Penny wandered through the streets with Brecht, buying the bare minimum, not wanting him to spend any more of his pay on her: a meal, a few items of essential clothing; that was the extent of her debt to him. But then sporadic gunfire broke out and she had nowhere to stay. She felt so feeble, hardly able to put one foot in front of the other without help. Her limbs were disobedient to her commands as she kept seeing herself flung overboard into the water, and the screams of the dead roared in her ears.
She’d recognized shock many times in others, now she must accept it in herself. She needed rest and shelter, and when Brecht booked himself a double room in a hotel, she’d no will left to refuse to join him there.
It was as if the whole day was leading to the moment when this would happen and for that a debt must be repaid. She’d no energy to protest, to be proud and English about it all. She felt nothing but the urge to sleep away the rest of her life in oblivion.
The next morning she woke alone in the bed. No one had shared it with her. His clothes were on the chair and it was clear he’d slept on the floor. She heard him in the bathroom as she buried her face into the pillow. She didn’t want to see his body. It would be tanned, lean and muscled. It would be in keeping with the rest of him, handsome and strong, things she’d noticed about him from the first time they had met. She wondered how well his wound had healed.

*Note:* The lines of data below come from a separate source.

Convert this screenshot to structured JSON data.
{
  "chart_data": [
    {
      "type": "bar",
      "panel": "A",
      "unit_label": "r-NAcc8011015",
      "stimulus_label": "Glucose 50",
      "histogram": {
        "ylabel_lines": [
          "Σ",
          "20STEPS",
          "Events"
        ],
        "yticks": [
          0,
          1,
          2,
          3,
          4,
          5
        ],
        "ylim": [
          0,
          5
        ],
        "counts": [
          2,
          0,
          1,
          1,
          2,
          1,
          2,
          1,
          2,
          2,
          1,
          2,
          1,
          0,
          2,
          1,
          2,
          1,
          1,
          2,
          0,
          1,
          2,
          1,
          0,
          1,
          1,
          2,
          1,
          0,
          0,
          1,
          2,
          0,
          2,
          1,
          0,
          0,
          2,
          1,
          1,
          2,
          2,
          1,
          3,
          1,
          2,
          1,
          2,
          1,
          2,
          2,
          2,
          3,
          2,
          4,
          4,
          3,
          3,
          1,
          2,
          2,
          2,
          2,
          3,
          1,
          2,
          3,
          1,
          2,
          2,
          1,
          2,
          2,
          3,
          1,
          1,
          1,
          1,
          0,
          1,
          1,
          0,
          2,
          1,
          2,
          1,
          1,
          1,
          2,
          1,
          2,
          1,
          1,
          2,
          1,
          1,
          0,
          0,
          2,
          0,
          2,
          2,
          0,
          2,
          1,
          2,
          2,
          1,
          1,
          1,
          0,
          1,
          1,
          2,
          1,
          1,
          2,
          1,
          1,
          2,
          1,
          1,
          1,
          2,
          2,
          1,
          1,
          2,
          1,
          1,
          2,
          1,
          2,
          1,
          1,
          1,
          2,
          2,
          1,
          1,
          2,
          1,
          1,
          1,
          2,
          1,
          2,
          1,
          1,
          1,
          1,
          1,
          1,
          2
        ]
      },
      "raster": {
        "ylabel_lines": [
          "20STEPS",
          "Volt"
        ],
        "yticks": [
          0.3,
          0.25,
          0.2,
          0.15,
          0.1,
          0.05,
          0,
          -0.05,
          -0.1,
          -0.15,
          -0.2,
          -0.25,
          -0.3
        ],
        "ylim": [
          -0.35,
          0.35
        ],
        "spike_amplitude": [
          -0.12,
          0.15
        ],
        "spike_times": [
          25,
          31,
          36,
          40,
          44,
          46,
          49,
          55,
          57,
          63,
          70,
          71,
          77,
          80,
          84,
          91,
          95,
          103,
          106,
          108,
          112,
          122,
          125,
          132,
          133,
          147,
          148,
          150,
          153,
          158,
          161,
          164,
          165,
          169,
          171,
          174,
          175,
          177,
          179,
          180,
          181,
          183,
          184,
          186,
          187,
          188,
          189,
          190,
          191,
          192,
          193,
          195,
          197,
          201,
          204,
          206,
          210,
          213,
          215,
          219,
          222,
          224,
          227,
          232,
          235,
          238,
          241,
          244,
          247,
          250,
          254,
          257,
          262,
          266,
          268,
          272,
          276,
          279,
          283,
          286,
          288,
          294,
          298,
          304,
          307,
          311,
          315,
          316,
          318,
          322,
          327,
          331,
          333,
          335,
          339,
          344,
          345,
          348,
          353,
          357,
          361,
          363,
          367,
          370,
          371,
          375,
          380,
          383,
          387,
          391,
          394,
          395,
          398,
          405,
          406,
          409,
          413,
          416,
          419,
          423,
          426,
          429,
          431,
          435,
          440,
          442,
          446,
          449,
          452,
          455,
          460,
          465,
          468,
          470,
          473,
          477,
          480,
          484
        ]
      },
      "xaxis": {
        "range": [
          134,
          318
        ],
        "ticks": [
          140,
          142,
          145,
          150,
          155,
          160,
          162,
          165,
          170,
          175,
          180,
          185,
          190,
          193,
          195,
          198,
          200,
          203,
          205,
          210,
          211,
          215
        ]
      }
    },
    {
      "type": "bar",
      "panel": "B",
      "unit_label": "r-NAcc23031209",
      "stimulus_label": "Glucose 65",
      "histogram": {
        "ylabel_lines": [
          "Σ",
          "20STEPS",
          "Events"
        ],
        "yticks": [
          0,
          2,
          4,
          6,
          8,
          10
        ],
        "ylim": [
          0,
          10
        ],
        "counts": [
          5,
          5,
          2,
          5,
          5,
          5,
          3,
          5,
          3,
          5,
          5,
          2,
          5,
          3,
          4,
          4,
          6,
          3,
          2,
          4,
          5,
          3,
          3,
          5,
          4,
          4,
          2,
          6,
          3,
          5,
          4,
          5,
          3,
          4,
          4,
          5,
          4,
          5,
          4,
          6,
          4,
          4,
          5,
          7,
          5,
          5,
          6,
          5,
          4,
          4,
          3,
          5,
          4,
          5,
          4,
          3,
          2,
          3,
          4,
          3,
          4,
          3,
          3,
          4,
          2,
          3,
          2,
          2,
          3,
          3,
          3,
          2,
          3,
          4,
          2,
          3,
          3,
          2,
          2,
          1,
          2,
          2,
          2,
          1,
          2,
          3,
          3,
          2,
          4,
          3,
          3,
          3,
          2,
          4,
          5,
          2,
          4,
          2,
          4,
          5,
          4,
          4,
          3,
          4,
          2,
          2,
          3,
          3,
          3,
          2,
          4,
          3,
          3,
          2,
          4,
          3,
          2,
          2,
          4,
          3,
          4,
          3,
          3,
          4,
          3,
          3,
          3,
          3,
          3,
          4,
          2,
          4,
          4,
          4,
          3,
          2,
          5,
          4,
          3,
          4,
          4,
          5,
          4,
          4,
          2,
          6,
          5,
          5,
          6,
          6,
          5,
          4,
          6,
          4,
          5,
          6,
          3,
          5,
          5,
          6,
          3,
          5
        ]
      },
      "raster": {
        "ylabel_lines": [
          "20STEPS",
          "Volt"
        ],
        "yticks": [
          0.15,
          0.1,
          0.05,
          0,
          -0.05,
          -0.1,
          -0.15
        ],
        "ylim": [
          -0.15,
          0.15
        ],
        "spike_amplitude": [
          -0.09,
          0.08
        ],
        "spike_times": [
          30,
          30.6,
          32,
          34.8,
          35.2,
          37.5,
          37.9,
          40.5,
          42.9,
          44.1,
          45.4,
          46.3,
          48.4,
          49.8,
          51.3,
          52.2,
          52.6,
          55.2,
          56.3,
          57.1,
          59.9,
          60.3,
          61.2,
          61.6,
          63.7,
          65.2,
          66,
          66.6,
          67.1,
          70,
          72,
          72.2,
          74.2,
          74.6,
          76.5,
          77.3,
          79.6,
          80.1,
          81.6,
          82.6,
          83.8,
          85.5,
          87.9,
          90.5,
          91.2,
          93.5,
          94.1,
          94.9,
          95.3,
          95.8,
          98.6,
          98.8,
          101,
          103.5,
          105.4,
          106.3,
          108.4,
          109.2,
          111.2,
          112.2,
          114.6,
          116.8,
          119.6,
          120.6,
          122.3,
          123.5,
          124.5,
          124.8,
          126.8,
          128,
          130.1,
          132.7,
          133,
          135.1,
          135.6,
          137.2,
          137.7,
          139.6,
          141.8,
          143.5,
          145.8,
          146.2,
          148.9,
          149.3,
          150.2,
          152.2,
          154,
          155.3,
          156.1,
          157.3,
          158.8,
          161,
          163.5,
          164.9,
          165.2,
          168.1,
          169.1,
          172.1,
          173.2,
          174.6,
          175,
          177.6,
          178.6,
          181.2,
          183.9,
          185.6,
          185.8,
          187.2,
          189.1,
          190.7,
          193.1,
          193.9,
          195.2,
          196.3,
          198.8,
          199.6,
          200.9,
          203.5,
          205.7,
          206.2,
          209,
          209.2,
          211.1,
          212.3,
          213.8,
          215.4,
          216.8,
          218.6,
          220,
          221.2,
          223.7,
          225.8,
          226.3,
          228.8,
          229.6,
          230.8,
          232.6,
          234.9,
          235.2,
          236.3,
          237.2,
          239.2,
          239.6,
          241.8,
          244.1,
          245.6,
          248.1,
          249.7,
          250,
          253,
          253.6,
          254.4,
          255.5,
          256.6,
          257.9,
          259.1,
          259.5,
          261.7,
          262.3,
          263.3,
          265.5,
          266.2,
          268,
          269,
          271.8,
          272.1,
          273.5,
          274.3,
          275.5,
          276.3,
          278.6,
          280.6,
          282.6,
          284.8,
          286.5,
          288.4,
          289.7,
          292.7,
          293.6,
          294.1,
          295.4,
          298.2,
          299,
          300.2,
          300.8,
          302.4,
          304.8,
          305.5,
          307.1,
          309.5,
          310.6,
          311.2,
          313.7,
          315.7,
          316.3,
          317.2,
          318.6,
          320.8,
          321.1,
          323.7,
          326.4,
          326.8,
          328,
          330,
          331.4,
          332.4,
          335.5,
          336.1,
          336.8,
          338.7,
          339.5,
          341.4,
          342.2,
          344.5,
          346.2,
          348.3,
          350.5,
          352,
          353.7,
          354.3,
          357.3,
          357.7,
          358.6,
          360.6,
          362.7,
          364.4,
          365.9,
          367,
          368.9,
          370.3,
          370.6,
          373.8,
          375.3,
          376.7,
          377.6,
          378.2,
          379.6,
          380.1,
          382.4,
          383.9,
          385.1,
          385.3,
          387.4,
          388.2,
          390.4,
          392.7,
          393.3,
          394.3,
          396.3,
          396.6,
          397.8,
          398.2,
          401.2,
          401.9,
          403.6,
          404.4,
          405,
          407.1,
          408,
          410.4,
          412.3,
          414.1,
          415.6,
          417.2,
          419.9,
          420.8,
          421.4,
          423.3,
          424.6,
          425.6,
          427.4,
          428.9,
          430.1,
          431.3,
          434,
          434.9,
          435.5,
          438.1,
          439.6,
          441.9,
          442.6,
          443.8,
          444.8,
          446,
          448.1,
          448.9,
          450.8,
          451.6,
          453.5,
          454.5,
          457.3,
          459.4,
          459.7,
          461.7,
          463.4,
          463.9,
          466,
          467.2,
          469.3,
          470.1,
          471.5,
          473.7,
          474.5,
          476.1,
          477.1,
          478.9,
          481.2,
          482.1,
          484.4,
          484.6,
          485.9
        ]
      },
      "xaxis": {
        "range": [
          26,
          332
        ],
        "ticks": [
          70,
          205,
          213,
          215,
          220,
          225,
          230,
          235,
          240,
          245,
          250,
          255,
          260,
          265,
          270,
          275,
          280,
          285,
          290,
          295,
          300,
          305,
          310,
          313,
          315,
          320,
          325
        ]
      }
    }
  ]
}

He’d made no demands on her and she was grateful that he respected her enough not to claim his due, but it would come, as sure as night follows day, and she would have to allow him to access her body and take from it what he willed.
Brecht dressed and left to check out the breakfast room, leaving her alone to wash and dress. She’d still not uncoiled her hair. It smelled of the sea, oil, stiff with salt, and she’d slept with it pinned tight around her head. It reminded her of where she’d been and who was left under the sea, steeling her resolve, protecting her.